At the end of ‘Seven’, dated 26th October 1934 and underlined, there is a second longer horizontal line between two short vertical lines in the centre of the page, indicating an end or break. The date is significant, being the day before Thomas’s twentieth birthday, and the editors think that this marks a conscious decision to end a writing phase and embark on a new style. His birthday held special significance and was the focus of several of his October poems. He is also reading James Joyce closely at this time. There is, though, no conscious change of style marked within Twenty-five Poems, and so this is evidence of a conscious change in poetic style. Further evidence is available in the form of the increased number of deletions and there are some other discoveries in the form of an unknown original stanza two in ‘Fifteen’. The deleted stanza is more nebulous than the replacement. He changes genders and uses personal pronouns and in the sixth line ‘white’ becomes ‘black’ and the overuse of ‘half’ is removed.

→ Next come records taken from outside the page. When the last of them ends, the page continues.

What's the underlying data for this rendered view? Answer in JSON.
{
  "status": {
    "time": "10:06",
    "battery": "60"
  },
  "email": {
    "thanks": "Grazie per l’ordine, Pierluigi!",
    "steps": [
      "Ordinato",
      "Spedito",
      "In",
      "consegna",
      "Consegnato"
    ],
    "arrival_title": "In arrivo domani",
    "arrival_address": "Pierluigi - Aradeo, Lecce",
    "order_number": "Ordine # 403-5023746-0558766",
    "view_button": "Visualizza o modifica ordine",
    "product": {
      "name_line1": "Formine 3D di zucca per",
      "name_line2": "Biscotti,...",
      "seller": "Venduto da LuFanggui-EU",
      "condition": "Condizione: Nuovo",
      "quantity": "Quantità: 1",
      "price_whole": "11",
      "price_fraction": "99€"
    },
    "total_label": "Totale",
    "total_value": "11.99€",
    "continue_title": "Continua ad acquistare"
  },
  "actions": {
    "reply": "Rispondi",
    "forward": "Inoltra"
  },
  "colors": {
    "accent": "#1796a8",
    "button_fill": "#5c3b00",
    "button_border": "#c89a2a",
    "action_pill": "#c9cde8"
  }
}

The Notebook reveals the extent of Thomas’s use of traditional Welsh poetry, cynghanedd, the short patterning of vowels and consonants. He draws upon the wok of medieval poet, Dafydd ap Gwilm, who used the englyn form, sangiad, the parenthetical phrase, dyfalu, hyperbolic comparison and description, and torymadroddy, inverted construction. He is quite clearly using more than alliteration and assonance in his sound effects.
Thomas scholar, Ralph Maud, speculated on the existence of ten notebooks and the editors see a missing notebook between notebook two and three as well as the most likely continuation of ‘Alterwise by owl-light’ in another notebook. Given Thomas’s highly peripatetic lifestyle such notebooks could still be extant.
The Notebook and handwritten notes, including one where he describes himself as having ‘no respectable occupation, no permanent address’, are fully annotated so that all differences are accounted for and some debated points of punctuation are now conclusively resolved. The Fifth Notebook contains facsimiles and full transcripts of the originals, which are annotated and accompanied by editorial notes. The notes are comprehensive and come with an extensive bibliography divided into several sections. This is exemplary scholarship, easy to navigate and utterly illuminating.
David Caddy 29th October 2020
Thanks David – fascinating information.
Any new addition to Dylan scholarship is an exciting development. Thanks so much for this David. But, ‘no respectable occupation’? Mmm! Sad if he genuinely thought that, which he probably did.
Reblogged this on The Wombwell Rainbow.
That looks great!
But
63 pounds?
!
The hardcover is £45 from the publisher, Ebook is £36 and it is currently £46.99 on Amazon Prime.
I got 63 pounds from Abe Books. Ah, well, just shows to shop around.